I arrived at The Willows, California on February 17, 1882. I came out with Frank and Marion Hilliard and we went over to Dr. Hugh Glenn’s Ranch Headquarters at Jacinto, east of The Willows on the Sacramento River. Frank had come out to California seven years before and had a good job as foreman of the Glenn Ranch. The next morning I had a job about three miles southwest of the Headquarters on the G.W. Hoag Ranch. Charles Newman was the boss.

I worked there about two and a half years, then went into stable boss and then herded geese off of the wheat fields during the winter months. The bookkeeper and foreman for the goose herders was W.P. Mason. I rode a horse most of the time while herding; her name was Daisy. She was a good mare because you could shoot off of her and she wouldn’t scare. We herded from the first of November to the first day of May and used Winchester rifles “45-60,” which used big bullets and made lots of noise. I killed hundreds of geese and just let them lay. A Chinaman on the ranch moulded and loaded all of the ammunition for the seven herders. They bought lead by the bar and powder by the keg. We had to save our empty shells for reloading.

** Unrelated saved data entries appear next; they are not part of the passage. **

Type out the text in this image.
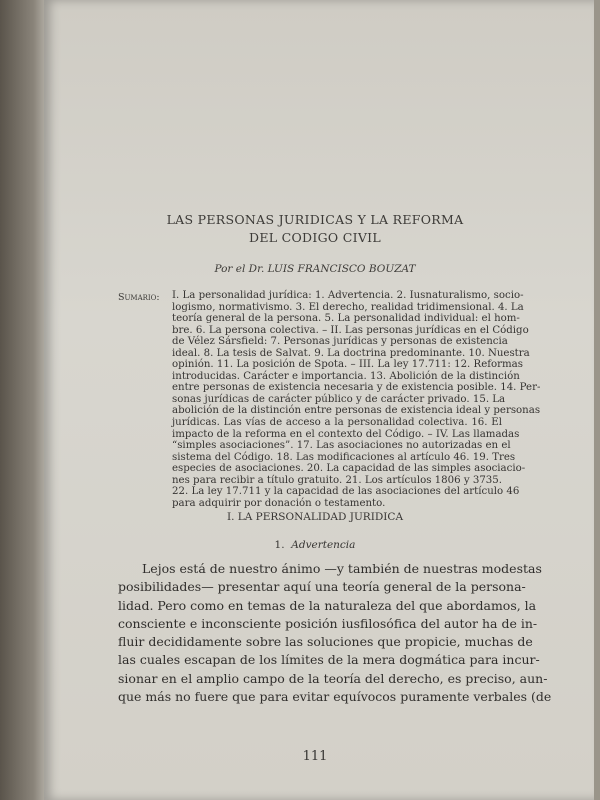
LAS PERSONAS JURIDICAS Y LA REFORMA
DEL CODIGO CIVIL
Por el Dr. LUIS FRANCISCO BOUZAT
Sumario: I. La personalidad jurídica: 1. Advertencia. 2. Iusnaturalismo, socio-
logismo, normativismo. 3. El derecho, realidad tridimensional. 4. La
teoría general de la persona. 5. La personalidad individual: el hom-
bre. 6. La persona colectiva. – II. Las personas jurídicas en el Código
de Vélez Sársfield: 7. Personas jurídicas y personas de existencia
ideal. 8. La tesis de Salvat. 9. La doctrina predominante. 10. Nuestra
opinión. 11. La posición de Spota. – III. La ley 17.711: 12. Reformas
introducidas. Carácter e importancia. 13. Abolición de la distinción
entre personas de existencia necesaria y de existencia posible. 14. Per-
sonas jurídicas de carácter público y de carácter privado. 15. La
abolición de la distinción entre personas de existencia ideal y personas
jurídicas. Las vías de acceso a la personalidad colectiva. 16. El
impacto de la reforma en el contexto del Código. – IV. Las llamadas
“simples asociaciones”. 17. Las asociaciones no autorizadas en el
sistema del Código. 18. Las modificaciones al artículo 46. 19. Tres
especies de asociaciones. 20. La capacidad de las simples asociacio-
nes para recibir a título gratuito. 21. Los artículos 1806 y 3735.
22. La ley 17.711 y la capacidad de las asociaciones del artículo 46
para adquirir por donación o testamento.
I. LA PERSONALIDAD JURIDICA
1. Advertencia
Lejos está de nuestro ánimo —y también de nuestras modestas
posibilidades— presentar aquí una teoría general de la persona-
lidad. Pero como en temas de la naturaleza del que abordamos, la
consciente e inconsciente posición iusfilosófica del autor ha de in-
fluir decididamente sobre las soluciones que propicie, muchas de
las cuales escapan de los límites de la mera dogmática para incur-
sionar en el amplio campo de la teoría del derecho, es preciso, aun-
que más no fuere que para evitar equívocos puramente verbales (de
111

The important thing was to keep the geese moving and not to let them light. The foreman said that the best herders killed the fewest geese. Each herder had a regular beat to follow. About a half section was an average beat. We were paid $30 cash per month, plus board and room, and they supplied us with a horse and ammunition.

In 1885 I went over to the Glen Ranch Headquarters and worked with the Hilliard boys. There were many Chinese around at that time. Every town had a Chinatown and everyone who could afford it had a Chinese cook and laundryman. I had herded about two months for the Glenn Ranch when I received a telegram that my father was very ill, so I immediately left for Columbus. But when I arrived back home in Kansas, Father had died a few days before, On Christmas Day, December 28, 1885.

I stayed there for a while and farmed Father’s place. I had bought a team of horses and a little equipment. Mother later married David Lewis and moved to town. Lewis was a butcher in a partnership with a man by the name of Duncan. I decided to return to California the following spring, so sold the team and machinery and rented the place out.

I went back to California to work on the Dr. Glenn Ranch in the summer of 1886. I got the same job back again that I had before. The same job I had the day that Dr. Glenn was shot and killed on February 11, 1883.

I went to work on the Mud Ranch, also owned by Doc Glenn, and that was in 1886 and Jim Snowden was then the foreman. I drove a jerk-line team of ten mules. They never allowed less than ten for each foreman, there were usually about fifteen for each foreman. We were never allowed to let our team stop and rest. Each driver had a big black snake whip. A driver could either ride a mule or walk or sit on the wagon and had to pull off of the road if anything went wrong. I quit the Mud Ranch and went to work for Jim Boyd for a while, then from there went to Vacaville for one winter and worked for Duff Hawkins as a roustabout. I finally decided to return to Kansas. I married Cassie S. Evans in Columbus on February 14, 1888 and had planned to return to California to make our home, but Mrs. Evans objected to Cassie leaving Kansas because she was not yet eighteen years old. So, we stayed in Kansas.

Times were very hard in the 1890s. I sold fat hogs for $2.25 per head. I worked hard; all horses and walking machinery. Had to hunt and trap in spare time to make a living. Corn was selling for 10 to 12 cents a bushel. There was a $400 mortgage on the home place when my father, Jesse, died that hadn’t been paid. So I farmed it and rented an adjoining 80 acres. I had about $100 left so bought thirty-seven shoats. I cut and threshed my grain and ground it to fatten the hogs to sell so that I could pay off the mortgage. Later bought 40 acres, [another] 80 acres and [then] another 40 acres from Tommy Orbison. Then, in 1910, I sold and traded the Kansas land and bought and moved to a new farm in Perkins County, Nebraska. The war started a few years later and farm products went sky high and I made a “barrel of money” in just a few years. I bought a big house in town for $4,500 [in] Madrid, Nebraska, in 1918 and moved there, leaving the farms for the boys to run (Evan, Leland and Floyd).

In February 1922, when I was the President of the Farmer’s Union of Perkins County, I made a trip to Sacramento, California with seven carloads of hogs. I sold them all there in Sacramento and went up to Willows, California to see if any of my old friends were still there. Found Marion Hilliard working for Golden State Orchards south of Hamilton City (Monroeville). We had a good long visit – too long –  I missed the train back to Orland. I still liked California, so bought a house and 10 acres on south side of Orland, California for $7,000 and moved there in June 1922 with my wife Cassie and two children, Gladys and General. This is where I am living now.